A Rice University bioengineering team is working on a new gene therapy against sickle cell anemia. If the findings were confirmed, we would be able to correct the mutation causing the disease already in the womb. One of the available therapies against sickle cell anemia is stem cell transplantation. Unfortunately, only 15% of patients find a compatible donor between relatives and volunteers.
The authors of the study have developed an alternative more compatible with the organism and available to all. The therapy uses CRISPR-Cas9 to repair the patients' hematopoietic stem cells. What is therapy? Doctors isolate the patient's bone marrow cells and correct them with genetic editing. At this point they use chemotherapy to eliminate part of the sick stem cells, so as to make room for healthy ones.
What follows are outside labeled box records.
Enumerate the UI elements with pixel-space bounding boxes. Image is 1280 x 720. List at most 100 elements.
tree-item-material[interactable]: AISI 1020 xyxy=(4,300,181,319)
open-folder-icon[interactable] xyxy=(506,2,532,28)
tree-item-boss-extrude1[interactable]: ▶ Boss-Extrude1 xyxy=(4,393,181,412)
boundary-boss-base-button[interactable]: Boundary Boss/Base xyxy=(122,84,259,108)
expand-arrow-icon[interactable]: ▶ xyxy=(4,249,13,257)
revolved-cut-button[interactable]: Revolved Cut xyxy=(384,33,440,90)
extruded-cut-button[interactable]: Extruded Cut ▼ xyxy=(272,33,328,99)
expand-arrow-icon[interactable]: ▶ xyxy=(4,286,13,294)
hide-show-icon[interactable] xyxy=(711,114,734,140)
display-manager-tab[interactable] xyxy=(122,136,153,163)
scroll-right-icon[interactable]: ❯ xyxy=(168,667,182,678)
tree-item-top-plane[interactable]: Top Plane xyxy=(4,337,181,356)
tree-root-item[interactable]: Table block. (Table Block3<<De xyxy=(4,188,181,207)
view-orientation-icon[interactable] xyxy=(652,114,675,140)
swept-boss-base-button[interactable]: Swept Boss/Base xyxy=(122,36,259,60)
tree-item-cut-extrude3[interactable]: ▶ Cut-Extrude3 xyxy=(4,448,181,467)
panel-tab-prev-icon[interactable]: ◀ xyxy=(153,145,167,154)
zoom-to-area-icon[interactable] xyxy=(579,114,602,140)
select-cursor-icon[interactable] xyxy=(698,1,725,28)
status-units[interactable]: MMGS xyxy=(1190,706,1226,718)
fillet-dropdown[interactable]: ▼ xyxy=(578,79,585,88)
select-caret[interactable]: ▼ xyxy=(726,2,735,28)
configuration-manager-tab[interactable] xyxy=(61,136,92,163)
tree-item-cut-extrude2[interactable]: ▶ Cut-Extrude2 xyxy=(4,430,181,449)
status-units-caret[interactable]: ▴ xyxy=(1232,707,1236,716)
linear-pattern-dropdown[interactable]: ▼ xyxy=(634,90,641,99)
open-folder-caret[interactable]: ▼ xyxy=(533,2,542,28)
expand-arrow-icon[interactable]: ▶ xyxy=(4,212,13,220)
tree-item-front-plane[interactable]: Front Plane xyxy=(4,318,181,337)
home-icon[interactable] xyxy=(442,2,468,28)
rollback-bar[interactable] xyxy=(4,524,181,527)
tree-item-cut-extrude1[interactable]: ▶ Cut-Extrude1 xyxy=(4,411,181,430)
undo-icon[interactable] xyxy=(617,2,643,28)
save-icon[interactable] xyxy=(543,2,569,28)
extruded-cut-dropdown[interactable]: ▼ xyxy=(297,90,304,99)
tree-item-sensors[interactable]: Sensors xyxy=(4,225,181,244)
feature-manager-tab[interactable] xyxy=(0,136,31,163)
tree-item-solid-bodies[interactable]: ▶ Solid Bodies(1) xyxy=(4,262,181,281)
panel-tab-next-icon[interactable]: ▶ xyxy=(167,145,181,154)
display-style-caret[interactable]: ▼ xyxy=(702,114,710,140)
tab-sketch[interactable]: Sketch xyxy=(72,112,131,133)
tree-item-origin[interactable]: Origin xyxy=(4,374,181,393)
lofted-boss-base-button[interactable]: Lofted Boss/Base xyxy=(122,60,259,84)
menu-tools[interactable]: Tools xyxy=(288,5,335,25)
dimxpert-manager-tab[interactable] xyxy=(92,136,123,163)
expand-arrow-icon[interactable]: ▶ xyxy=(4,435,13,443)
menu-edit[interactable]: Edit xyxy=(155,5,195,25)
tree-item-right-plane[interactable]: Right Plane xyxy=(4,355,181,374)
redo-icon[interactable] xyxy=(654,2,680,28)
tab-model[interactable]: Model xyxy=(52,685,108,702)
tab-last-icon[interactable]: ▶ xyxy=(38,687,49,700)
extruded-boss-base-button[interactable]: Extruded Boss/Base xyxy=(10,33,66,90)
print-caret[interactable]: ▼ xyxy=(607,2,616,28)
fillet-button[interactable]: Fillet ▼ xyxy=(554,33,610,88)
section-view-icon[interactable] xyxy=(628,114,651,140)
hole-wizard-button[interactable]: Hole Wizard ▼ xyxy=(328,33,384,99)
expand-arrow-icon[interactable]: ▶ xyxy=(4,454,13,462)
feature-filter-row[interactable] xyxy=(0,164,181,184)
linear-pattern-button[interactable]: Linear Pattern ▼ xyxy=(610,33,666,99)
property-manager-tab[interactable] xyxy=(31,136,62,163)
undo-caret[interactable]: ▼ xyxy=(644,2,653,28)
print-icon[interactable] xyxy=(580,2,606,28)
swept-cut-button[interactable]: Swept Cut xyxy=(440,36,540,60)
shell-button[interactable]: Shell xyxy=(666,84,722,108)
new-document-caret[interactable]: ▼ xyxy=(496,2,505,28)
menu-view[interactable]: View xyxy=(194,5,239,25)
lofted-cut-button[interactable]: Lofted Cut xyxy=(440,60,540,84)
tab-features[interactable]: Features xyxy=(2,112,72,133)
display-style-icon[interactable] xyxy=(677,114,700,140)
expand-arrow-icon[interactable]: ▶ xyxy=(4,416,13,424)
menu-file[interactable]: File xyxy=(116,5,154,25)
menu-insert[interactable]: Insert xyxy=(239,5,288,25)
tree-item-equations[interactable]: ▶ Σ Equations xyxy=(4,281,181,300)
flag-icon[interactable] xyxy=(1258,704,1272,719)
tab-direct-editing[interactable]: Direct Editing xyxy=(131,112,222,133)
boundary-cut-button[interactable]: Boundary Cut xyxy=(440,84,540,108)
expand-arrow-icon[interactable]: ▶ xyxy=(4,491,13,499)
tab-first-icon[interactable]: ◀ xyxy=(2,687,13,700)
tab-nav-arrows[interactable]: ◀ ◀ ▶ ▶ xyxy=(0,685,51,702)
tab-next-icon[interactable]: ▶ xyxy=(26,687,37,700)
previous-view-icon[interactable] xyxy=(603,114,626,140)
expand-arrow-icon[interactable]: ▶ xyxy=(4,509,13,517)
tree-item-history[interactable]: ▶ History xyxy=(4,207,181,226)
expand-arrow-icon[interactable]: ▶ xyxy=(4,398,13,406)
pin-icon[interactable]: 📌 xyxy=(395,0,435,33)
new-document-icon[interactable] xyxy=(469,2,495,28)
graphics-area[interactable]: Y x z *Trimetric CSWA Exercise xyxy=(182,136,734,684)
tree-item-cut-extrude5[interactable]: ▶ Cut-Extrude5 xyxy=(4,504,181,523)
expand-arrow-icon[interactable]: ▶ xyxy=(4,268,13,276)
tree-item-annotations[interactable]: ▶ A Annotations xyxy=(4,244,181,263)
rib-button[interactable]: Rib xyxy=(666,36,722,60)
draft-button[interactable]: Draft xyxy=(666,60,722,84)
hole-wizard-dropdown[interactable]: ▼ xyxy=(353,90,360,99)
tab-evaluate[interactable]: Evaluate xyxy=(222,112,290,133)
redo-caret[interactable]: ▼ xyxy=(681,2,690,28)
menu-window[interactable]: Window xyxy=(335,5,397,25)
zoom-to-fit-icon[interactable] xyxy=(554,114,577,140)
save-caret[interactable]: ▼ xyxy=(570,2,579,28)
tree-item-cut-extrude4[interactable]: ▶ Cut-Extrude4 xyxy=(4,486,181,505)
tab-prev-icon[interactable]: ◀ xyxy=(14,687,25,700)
Then they implant the edited cells into the patient and wait for them to reproduce. Repairing stem cells instead of replacing them eliminates the risk of rejection, cutting most of the problems associated with transplantation. At first, the team tested guinea pig therapy using stem cells from 5 sick patients.
The edited cells multiplied and continued to function for about 4 months. In a second phase, the researchers used a more recent and precise version of the CRISPR-Cas9. This change has led to less unexpected changes. Genetic editing has corrected 40% of the cells. 50% of the stem cells cut the wrong DNA without correcting it. 10% continued to produce the sick version of hemoglobin.